BRI Danareksa Sekuritas mempertahankan rekomendasi beli saham MEDC dengan target harga Rp 1.700. Sedangkan sentimen yang bisa menekan harga saham ini dating dari peluang penurunan harga minyak dan penurunan kontribusi PT Amman Mineral Internasional Tbk (AMMN) terhadap kinerja keuangan.
Baca Juga
Medco E&P Natuna Resmikan Pasokan Gas Perdana dari Proyek West Belut, Berkapasitas 55 MMSCFD
BRI Danareksa Sekuritas menyebutkan bahwa MEDC memiliki dua kriteria asset, yaitu value delivery asset dan growth asset. Value delivery asset adalah asset yang tengah memasuki eksplorasi untuk peningkatkan kapabilitas produksi, seperti Blok B Natuna, Corridor, dan Bualuang. Blok Belut ditargetkan komersiap pada semester II tahun ini dengan taget bisa meningkatkan 31 mboepd. Sedangkan blok Corridor yang tengah memasuki survey seismic memiliki potensi peningkatan produksi 18 juta boepd tahun 2034.

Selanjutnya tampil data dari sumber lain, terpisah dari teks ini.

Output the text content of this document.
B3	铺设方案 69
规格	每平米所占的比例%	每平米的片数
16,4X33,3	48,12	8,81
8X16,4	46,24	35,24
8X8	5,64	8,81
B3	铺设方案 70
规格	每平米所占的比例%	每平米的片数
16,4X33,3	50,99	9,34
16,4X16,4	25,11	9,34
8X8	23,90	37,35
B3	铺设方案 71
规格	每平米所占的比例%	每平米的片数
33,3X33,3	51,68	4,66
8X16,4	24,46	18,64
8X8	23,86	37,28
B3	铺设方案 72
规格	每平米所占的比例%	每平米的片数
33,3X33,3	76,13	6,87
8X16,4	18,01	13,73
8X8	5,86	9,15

Estimasi Kinerja Keuangan MEDC
Selain faktor tersebut, BRI Danareksa Sekuritas menyebutkan, MEDC memiliki ruang pertumbuhan jangka panjang dari Medco Power yang memiliki tiga pilar bisnis, yaitu geothermal, gas untuk pembangkit, dan solar PV. Perusahaan ini kini memiliki kapasitas 882 MW ditambah 51 MWp. Perusahaan ini juga ditargetkan mendapatkan tambahan produksi 504 MW dan 2.025 MWp pada 2030.
Tambahan produksi diharapkan dari Pulau Bulan Solar PV dengan target 600 MW. Proyek tersebut digarap perseroan melalui perusahaan konsorsium PadificLigth Renewables dan Gallant Venture dengan nilai proyek kotor US$ 3 miliar dan capex dari ekuitas mencapai US$ 300 juta.
Baca Juga
Dampak Badai hingga Sentimen Suku Bunga AS Dorong Kenaikan Harga Minyak
Listrik yang dihasilkan pembangkit tersebut akan diekspor ke Singapura. Proyek tersebut ditargetkan membangun kapaista pembangkit sebanyak 2,7 GWp dengan menggunakan solar panel dan system penyimpanan baterai. Proyek lainnya juga dating dari pengembangan panas bumi Ijen sebesar 110 MW dan ekspansi DEB mencapai 215 MW.
Meski demikian, BRI Danareksa Sekuritas memperkirakan performa operasional perseroan tahun 2024 dan 2025 diprediksi tak ada peningkatan berarti. Produksi migas diperkirakan hanya naik sekitar 10%.
Berbagai factor tersebut mendorong BRI Danareksa Sekuritas untuk mempertahankan rekomendasi beli saham MEDC dengan target laba bersih perseroan mencapai US$ 327 juta tahun ini dan diperkirakan turun menjadi US$ 304 juta tahun 2025.